There is a lot to unfold here. These are two very innovative companies, but, in fact, the SBSP concept has been evaluated and tinkered with since the mid-1970s—pretty much since the first solar panels were deployed on spacecraft. SBSP concepts have been researched by companies and government agencies in China, Japan, India, Russia, the United Kingdom, and the United States. Converting solar energy to usable forms of energy in space does have significant merits:

• Solar power can be collected pretty much 24/7.
• The amount of solar energy connected per square centimeter is 10X compared to ground level, as the atmosphere, water droplet, and pollution scatter the light before reaching the ground.
• The delivery of the wireless power could be redirected to additional or multiple locations with minimal effort.

On the flip-side, there are hurdles to overcome:

• While water and vegetation (even animal) damage would be mitigated, the equipment has to be hardened to the consequences of space junk, micro-meteorites, and cosmic rays/solar flares that can damage the electrical and/or structural integrity of the SBSP spacecraft.
• The logistical effort to achieve the successful launch and deployment of a decent-sized solar energy collector into orbit.
• The economic cost of getting the SBSP spacecraft into orbit remains a challenge.

The amount of activity in the SBSP sector in 2024 was reflective of a number of innovations taking place. The principal one is the rise of SpaceX, and its payload launch systems that have radically changed the cost equation of delivering a per unit Kilogram (kg) into orbit, which is now very much in the range of US$2,300 to US$3,059 per kg, from US$10,000+ per kg just 24 years ago. Some industry sources estimate that SBSP can become viable once the costs have fallen under US$200 per kg. (Note: This assumption has yet to be fully validated by ABI Research, which we plan to do in 2025.) Because SpaceX can launch spacecraft at an external price of US$2,300 to US$3,059 per kg, the commercialization scenario where Starship brings prices down even further is starting to look very promising.
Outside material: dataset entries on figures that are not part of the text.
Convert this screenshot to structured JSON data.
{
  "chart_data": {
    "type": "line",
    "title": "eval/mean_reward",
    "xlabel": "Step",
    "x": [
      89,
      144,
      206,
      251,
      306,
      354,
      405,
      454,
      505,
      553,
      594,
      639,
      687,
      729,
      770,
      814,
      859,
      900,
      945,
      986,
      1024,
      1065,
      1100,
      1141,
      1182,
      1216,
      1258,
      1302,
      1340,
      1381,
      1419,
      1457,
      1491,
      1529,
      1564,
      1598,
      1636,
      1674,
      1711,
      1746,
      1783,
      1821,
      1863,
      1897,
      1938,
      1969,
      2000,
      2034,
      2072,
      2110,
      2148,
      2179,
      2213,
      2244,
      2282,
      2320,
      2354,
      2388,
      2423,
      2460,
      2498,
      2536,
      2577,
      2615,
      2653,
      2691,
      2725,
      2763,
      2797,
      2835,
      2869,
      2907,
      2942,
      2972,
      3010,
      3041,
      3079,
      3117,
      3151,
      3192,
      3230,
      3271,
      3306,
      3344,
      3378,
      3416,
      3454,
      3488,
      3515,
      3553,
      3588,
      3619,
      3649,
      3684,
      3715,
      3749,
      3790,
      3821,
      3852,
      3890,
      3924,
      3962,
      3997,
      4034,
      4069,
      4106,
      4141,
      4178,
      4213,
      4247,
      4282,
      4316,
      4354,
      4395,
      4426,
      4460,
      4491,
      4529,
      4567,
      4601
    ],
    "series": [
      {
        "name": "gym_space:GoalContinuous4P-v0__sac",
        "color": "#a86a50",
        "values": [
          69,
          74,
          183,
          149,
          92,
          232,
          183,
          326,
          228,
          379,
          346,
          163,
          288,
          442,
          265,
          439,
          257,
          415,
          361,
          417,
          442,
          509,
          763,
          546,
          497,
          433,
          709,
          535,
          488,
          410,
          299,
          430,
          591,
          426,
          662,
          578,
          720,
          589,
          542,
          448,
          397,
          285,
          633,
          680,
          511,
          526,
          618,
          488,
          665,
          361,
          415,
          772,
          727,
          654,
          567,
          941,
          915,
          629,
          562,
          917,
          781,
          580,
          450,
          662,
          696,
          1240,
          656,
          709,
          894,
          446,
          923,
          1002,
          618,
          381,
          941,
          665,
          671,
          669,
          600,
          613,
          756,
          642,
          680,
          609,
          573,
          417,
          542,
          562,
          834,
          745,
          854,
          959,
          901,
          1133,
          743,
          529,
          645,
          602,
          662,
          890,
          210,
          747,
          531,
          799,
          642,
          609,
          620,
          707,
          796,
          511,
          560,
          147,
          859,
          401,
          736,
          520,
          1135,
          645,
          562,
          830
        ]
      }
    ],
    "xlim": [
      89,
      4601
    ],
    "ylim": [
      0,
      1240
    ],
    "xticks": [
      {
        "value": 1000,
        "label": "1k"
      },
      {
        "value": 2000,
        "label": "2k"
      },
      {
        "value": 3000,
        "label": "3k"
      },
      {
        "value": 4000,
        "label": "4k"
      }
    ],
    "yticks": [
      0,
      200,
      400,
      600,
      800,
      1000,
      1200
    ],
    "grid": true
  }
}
With the arrival of SpaceX's Starship, it’s not just the cost of launching payloads that will change. The increased capsule space required to accommodate a folded-up SBSP satellite will make commercial SBSP even more viable, a development that has only recently become possible with Falcon 9 and Starship. Looking further in the future, it will be possible for robotics and self-assembly mechanical systems to help integrate two or more SBSP payloads into a larger deployment.

It should also be noted that the power delivery systems are also improving. Space Solar’s panels are made up of 20,000 layers to maximize solar capture of electricity. That electrical power can then be transmitted to Earth via microwaves or IR lasers. Microwave transmission technology is more mature, but conversion from electrical power to Radio Frequency (RF) power has a low yield (potentially 85% loss). Microwaves do require a large receiver to receive RF power, but they can be placed in remote areas to keep receiver deployment costs low. It should also be noted that the RF low microwave transmission is harmless to people and wildlife. In the other SBSP scenario, IR lasers are used. IR lasers are more compact, and the receiver is only 10 meters in diameter. Conversion of electrical power into IR lasers is significantly higher (50% or higher), but the IR laser transmission can experience attenuation that is a function of the amount of water vapor in the air. The IR laser beam could be reallocated to receivers that are not experiencing heavy rainfall/cloud cover.

The world very much needs to pivot away from fossil fuels. Many countries are embracing green energy solutions such as terrestrial wind, wave-action, and solar energy. SBSP could gain traction in markets that have a lot of land mass in relation to occupied land (e.g., Iceland). ABI Research will be delving into SBSP technologies, economics, and potential adoption. From initial research, there are at least 55 SBSP enterprises, with differing degrees of backing, jockeying for position.